Remords et skate-board
CRITIQUE – Les séances de glisse du film de Gus van Sant prennent...Caroline Vié, à Cannes
Tout commence par l’interrogatoire d’un adolescent par un policier affable. Dès le début de «Paranoid Park», le spectateur comprend que le héros du film n’est pas étranger à la mort d’un agent de sécurité, retrouvé coupé en deux par un train sur une voie ferrée. L’art du réalisateur consiste à faire découvrir progressivement ce qui s’est passé et comment le jeune homme va assumer (ou non) ses responsabilités.
Ce casse-tête ludique et brillant donne un polar centré sur les skate-boardeurs de Seattle.
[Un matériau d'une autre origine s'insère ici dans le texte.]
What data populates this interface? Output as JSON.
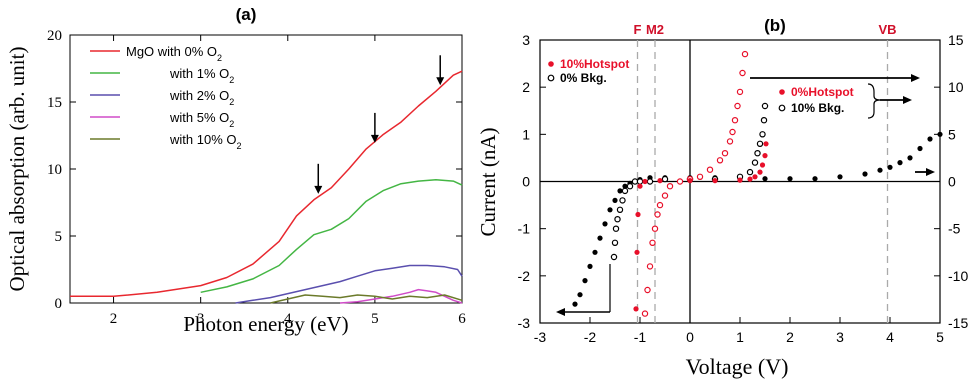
{
  "chart_data": [
    {
      "panel_label": "(a)",
      "type": "line",
      "xlabel": "Photon energy (eV)",
      "ylabel": "Optical absorption (arb. unit)",
      "xlim": [
        1.5,
        6
      ],
      "ylim": [
        0,
        20
      ],
      "xticks": [
        "2",
        "3",
        "4",
        "5",
        "6"
      ],
      "yticks": [
        "0",
        "5",
        "10",
        "15",
        "20"
      ],
      "legend_position": "top-left",
      "series": [
        {
          "name": "MgO with 0% O",
          "subscript": "2",
          "color": "#e8282f",
          "x": [
            1.5,
            2.0,
            2.5,
            3.0,
            3.3,
            3.6,
            3.9,
            4.1,
            4.3,
            4.5,
            4.7,
            4.9,
            5.1,
            5.3,
            5.5,
            5.7,
            5.9,
            6.0
          ],
          "y": [
            0.5,
            0.5,
            0.8,
            1.3,
            1.9,
            2.9,
            4.6,
            6.5,
            7.7,
            8.6,
            10.0,
            11.5,
            12.6,
            13.5,
            14.7,
            15.8,
            17.0,
            17.3
          ]
        },
        {
          "name": "with 1% O",
          "subscript": "2",
          "color": "#44b644",
          "x": [
            3.0,
            3.3,
            3.6,
            3.9,
            4.1,
            4.3,
            4.5,
            4.7,
            4.9,
            5.1,
            5.3,
            5.5,
            5.7,
            5.9,
            6.0
          ],
          "y": [
            0.8,
            1.2,
            1.8,
            2.8,
            4.0,
            5.1,
            5.5,
            6.3,
            7.6,
            8.4,
            8.9,
            9.1,
            9.2,
            9.1,
            8.8
          ]
        },
        {
          "name": "with 2% O",
          "subscript": "2",
          "color": "#5a4fae",
          "x": [
            3.4,
            3.6,
            3.8,
            4.0,
            4.2,
            4.4,
            4.6,
            4.8,
            5.0,
            5.2,
            5.4,
            5.6,
            5.8,
            5.95,
            6.0
          ],
          "y": [
            0.0,
            0.2,
            0.4,
            0.7,
            1.0,
            1.3,
            1.6,
            2.0,
            2.4,
            2.6,
            2.8,
            2.8,
            2.7,
            2.5,
            2.0
          ]
        },
        {
          "name": "with 5% O",
          "subscript": "2",
          "color": "#d04cc8",
          "x": [
            4.6,
            4.8,
            5.0,
            5.2,
            5.4,
            5.5,
            5.6,
            5.7,
            5.8,
            5.9,
            6.0
          ],
          "y": [
            0.0,
            0.1,
            0.3,
            0.5,
            0.8,
            1.0,
            0.9,
            0.8,
            0.5,
            0.2,
            0.0
          ]
        },
        {
          "name": "with 10% O",
          "subscript": "2",
          "color": "#6b7a2a",
          "x": [
            3.8,
            4.0,
            4.2,
            4.4,
            4.6,
            4.8,
            5.0,
            5.2,
            5.4,
            5.6,
            5.8,
            6.0
          ],
          "y": [
            0.0,
            0.3,
            0.6,
            0.5,
            0.4,
            0.6,
            0.5,
            0.3,
            0.5,
            0.4,
            0.6,
            0.2
          ]
        }
      ],
      "annotations": [
        {
          "type": "down-arrow",
          "x": 4.35,
          "y": 7.7
        },
        {
          "type": "down-arrow",
          "x": 5.0,
          "y": 11.5
        },
        {
          "type": "down-arrow",
          "x": 5.75,
          "y": 15.8
        }
      ]
    },
    {
      "panel_label": "(b)",
      "type": "scatter",
      "xlabel": "Voltage (V)",
      "ylabel": "Current (nA)",
      "xlim": [
        -3,
        5
      ],
      "ylim": [
        -3,
        3
      ],
      "y2lim": [
        -15,
        15
      ],
      "xticks": [
        "-3",
        "-2",
        "-1",
        "0",
        "1",
        "2",
        "3",
        "4",
        "5"
      ],
      "yticks": [
        "-3",
        "-2",
        "-1",
        "0",
        "1",
        "2",
        "3"
      ],
      "y2ticks": [
        "-15",
        "-10",
        "-5",
        "0",
        "5",
        "10",
        "15"
      ],
      "reference_lines": [
        {
          "label": "F",
          "x": -1.05,
          "color": "#d0102a"
        },
        {
          "label": "M2",
          "x": -0.7,
          "color": "#d0102a"
        },
        {
          "label": "VB",
          "x": 3.95,
          "color": "#d0102a"
        }
      ],
      "legend_left": [
        {
          "label": "10%Hotspot",
          "marker": "filled",
          "color": "#e8102a",
          "text_color": "#e8102a"
        },
        {
          "label": "0% Bkg.",
          "marker": "open",
          "color": "#000000",
          "text_color": "#000000"
        }
      ],
      "legend_right": [
        {
          "label": "0%Hotspot",
          "marker": "filled",
          "color": "#e8102a",
          "text_color": "#e8102a"
        },
        {
          "label": "10% Bkg.",
          "marker": "open",
          "color": "#000000",
          "text_color": "#000000"
        }
      ],
      "series": [
        {
          "marker": "filled",
          "color": "#000000",
          "axis": "right",
          "x": [
            -2.3,
            -2.2,
            -2.1,
            -2.0,
            -1.9,
            -1.8,
            -1.7,
            -1.6,
            -1.5,
            -1.4,
            -1.3,
            -1.2,
            -1.1,
            -1.0,
            -0.8,
            -0.5,
            0,
            0.5,
            1.0,
            1.5,
            2.0,
            2.5,
            3.0,
            3.5,
            3.8,
            4.0,
            4.2,
            4.4,
            4.6,
            4.8,
            5.0
          ],
          "y": [
            -13.0,
            -12.0,
            -10.5,
            -9.0,
            -7.5,
            -6.0,
            -4.5,
            -3.0,
            -2.0,
            -1.0,
            -0.5,
            -0.2,
            0.0,
            0.2,
            0.4,
            0.4,
            0.4,
            0.4,
            0.3,
            0.3,
            0.3,
            0.3,
            0.5,
            0.8,
            1.2,
            1.5,
            2.0,
            2.5,
            3.5,
            4.5,
            5.0
          ]
        },
        {
          "marker": "open",
          "color": "#000000",
          "axis": "left",
          "x": [
            -1.52,
            -1.5,
            -1.48,
            -1.45,
            -1.4,
            -1.35,
            -1.3,
            -1.2,
            -1.1,
            -1.0,
            -0.8,
            -0.5,
            0,
            0.5,
            1.0,
            1.2,
            1.3,
            1.35,
            1.4,
            1.45,
            1.48,
            1.5
          ],
          "y": [
            -1.6,
            -1.3,
            -1.0,
            -0.8,
            -0.6,
            -0.4,
            -0.2,
            -0.1,
            0.0,
            0.0,
            0.0,
            0.05,
            0.05,
            0.05,
            0.1,
            0.2,
            0.4,
            0.6,
            0.8,
            1.0,
            1.3,
            1.6
          ]
        },
        {
          "marker": "open",
          "color": "#e8102a",
          "axis": "left",
          "x": [
            -0.9,
            -0.85,
            -0.8,
            -0.75,
            -0.7,
            -0.65,
            -0.6,
            -0.5,
            -0.4,
            -0.2,
            0,
            0.2,
            0.4,
            0.6,
            0.7,
            0.8,
            0.85,
            0.9,
            0.95,
            1.0,
            1.05,
            1.1
          ],
          "y": [
            -2.8,
            -2.3,
            -1.8,
            -1.3,
            -1.0,
            -0.7,
            -0.5,
            -0.3,
            -0.1,
            0.0,
            0.05,
            0.1,
            0.25,
            0.45,
            0.6,
            0.85,
            1.05,
            1.3,
            1.6,
            1.9,
            2.3,
            2.7
          ]
        },
        {
          "marker": "filled",
          "color": "#e8102a",
          "axis": "left",
          "x": [
            -1.08,
            -1.06,
            -1.04,
            -1.0,
            -0.9,
            -0.6,
            0,
            0.5,
            1.0,
            1.2,
            1.3,
            1.4,
            1.45,
            1.5,
            1.52
          ],
          "y": [
            -2.7,
            -1.5,
            -0.7,
            -0.1,
            0.0,
            0.02,
            0.02,
            0.02,
            0.03,
            0.05,
            0.1,
            0.2,
            0.35,
            0.55,
            0.8
          ]
        }
      ]
    }
  ]
}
Les séances de glisse prennent des allures de rêve éveillé tandis que le garçon se laisse de plus en plus happer par la culpabilité.
La lumière du grand chef-opérateur Christopher Doyle, qui fut longtemps le collaborateur de Wong Kar-wai, apporte une touche de magie supplémentaire à ce conte qui passe élégamment du rêve au cauchemar. Le réalisateur saisit brillamment le passage entre l’enfance et l’âge adulte, le moment où un cas de conscience fait basculer son héros dans le monde des grandes personnes. La justesse de son propos remporte l’adhésion. Les rapports du garçon avec sa petite amie ou sa relation avec ses parents qui, pour la première fois, ne peuvent le tirer d’affaire sont montrés sobrement. C’est ce qui fait la force de ce film dans lequel un instant suffit à faire basculer deux vies dans la tragédie.